Why do I feel adrift in Denmark? A video from the Association of Danish Museum’s Why exhibitions? seminar has provided some food for thought on why, for some, Denmark = dull.
Bernadette Lynch and Alex Burch, two Brit curator types, went on a Tour de Denmark, visiting a number of museums and evaluating them. They found a predominance of impeccably good taste with a sheen of simplicity, presenting in the main an uncomplicated picture, cutting back…getting away from complexity. Is life ever really like that?
While the architecture of the new Maritime Museum is universally acknowledged as fabulous, as yet there is little sense of place, no emotional engagement and limited ‘peopling’, leading to a disconnect.
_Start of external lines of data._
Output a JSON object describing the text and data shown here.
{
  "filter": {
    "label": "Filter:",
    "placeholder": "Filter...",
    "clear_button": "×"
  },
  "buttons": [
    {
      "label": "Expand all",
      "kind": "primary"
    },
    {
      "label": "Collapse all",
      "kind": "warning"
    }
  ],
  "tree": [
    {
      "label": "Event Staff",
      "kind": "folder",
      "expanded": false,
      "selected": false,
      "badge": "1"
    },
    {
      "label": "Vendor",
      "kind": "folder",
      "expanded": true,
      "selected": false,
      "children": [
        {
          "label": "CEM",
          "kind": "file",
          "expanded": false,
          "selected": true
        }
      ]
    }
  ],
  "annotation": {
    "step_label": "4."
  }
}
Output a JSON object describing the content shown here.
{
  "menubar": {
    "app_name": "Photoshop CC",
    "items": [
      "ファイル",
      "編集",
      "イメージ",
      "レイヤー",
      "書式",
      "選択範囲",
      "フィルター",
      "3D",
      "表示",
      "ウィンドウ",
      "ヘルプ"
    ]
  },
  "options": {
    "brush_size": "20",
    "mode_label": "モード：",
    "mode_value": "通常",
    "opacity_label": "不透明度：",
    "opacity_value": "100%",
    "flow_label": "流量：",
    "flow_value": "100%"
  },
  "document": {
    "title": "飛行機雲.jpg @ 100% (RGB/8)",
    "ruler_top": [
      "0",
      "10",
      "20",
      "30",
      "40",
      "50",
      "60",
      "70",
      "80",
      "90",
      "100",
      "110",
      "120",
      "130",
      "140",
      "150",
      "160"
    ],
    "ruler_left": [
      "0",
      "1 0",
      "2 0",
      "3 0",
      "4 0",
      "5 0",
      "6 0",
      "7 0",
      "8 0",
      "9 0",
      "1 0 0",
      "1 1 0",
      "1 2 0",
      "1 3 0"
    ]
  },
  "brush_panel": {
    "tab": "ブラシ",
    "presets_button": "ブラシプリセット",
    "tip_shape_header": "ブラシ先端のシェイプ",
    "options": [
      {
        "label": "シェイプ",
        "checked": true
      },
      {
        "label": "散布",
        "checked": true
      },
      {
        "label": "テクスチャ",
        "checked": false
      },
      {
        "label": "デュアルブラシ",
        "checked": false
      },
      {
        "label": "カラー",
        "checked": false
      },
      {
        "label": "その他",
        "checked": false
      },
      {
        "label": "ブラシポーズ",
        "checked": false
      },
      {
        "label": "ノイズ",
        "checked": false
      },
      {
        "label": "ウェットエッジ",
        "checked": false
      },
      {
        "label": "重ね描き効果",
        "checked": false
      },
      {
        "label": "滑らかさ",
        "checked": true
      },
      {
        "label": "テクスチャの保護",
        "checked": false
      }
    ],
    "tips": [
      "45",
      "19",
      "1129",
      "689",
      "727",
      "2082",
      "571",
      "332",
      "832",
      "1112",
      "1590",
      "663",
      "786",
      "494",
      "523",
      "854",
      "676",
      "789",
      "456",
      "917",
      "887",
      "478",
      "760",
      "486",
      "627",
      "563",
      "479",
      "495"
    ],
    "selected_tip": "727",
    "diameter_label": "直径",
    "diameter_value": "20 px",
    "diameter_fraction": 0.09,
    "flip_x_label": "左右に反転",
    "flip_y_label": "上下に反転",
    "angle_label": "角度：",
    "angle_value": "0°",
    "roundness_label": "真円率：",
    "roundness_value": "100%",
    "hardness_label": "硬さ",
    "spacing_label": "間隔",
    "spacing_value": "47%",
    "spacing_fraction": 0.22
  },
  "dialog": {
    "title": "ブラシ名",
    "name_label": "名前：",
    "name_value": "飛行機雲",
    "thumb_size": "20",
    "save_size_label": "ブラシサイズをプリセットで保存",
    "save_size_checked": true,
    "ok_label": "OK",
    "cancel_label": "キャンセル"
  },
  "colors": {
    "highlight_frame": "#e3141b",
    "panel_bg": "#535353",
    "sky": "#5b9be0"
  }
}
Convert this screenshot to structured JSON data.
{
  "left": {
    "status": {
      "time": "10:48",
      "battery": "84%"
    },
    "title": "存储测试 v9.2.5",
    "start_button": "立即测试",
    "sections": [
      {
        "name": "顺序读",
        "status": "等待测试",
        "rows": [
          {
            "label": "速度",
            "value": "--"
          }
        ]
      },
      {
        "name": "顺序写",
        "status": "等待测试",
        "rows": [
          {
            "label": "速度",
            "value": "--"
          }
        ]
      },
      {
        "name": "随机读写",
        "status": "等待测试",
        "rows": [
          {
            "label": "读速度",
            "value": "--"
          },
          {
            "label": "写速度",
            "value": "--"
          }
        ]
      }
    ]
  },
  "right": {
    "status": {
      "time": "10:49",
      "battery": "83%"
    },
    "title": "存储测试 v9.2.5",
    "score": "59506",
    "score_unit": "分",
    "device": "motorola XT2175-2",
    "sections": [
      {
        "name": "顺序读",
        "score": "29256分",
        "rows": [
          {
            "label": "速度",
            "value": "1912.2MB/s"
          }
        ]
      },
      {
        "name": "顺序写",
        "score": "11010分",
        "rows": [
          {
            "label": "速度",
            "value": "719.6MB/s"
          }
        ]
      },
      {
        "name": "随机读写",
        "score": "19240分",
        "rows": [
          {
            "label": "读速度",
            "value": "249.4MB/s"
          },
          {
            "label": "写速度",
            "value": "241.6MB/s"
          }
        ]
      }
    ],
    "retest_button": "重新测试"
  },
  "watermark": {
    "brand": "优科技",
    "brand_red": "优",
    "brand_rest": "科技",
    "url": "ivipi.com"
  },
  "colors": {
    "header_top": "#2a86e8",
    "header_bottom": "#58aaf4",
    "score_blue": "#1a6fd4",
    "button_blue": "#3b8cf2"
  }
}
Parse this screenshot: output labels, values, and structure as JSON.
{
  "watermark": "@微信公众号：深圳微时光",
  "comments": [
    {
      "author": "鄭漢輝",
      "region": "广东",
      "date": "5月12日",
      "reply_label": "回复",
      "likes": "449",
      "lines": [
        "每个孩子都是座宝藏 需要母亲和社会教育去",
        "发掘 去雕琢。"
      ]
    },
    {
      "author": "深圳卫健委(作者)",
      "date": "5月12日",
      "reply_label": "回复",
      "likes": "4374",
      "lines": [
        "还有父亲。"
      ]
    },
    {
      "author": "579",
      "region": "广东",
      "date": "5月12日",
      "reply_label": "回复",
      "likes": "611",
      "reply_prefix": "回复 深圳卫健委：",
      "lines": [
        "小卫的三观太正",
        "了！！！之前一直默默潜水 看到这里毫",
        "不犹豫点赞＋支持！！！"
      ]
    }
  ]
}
The human scale notwithstanding, this is a common reaction to Copenhagen’s glossy set pieces – UN City has also been criticised for its lack of sense of place and disconnected, isolated semi-public space.
The Museum of Copenhagen was the exception to the rule, a museum with a sense of purpose without simplifying or mythologising, full of a diverse range of people rather than the usual uniform visitors, thought provoking but not provocative, with a range of community partners and informed and engaged staff. Have to say the guy on front of house was a bit dour when I dropped by, and it didn’t feel open and inviting, but they do good stuff, also on #some.
Generally they found an absence of the bigger picture. In contrast they found it striking how often the subject of national identity came up, what it is to be Danish.
Postscript, 22 March: Politiken reports today that another architectural showpiece, the much lauded Den Blå Planet (aquarium), is to redo its exhibitions to the tune of DK 12.5 million after less than a year. 20% of visitors surveyed were “strongly dissatisfied” after their visit. And in 2016: new refit not really remedying matters.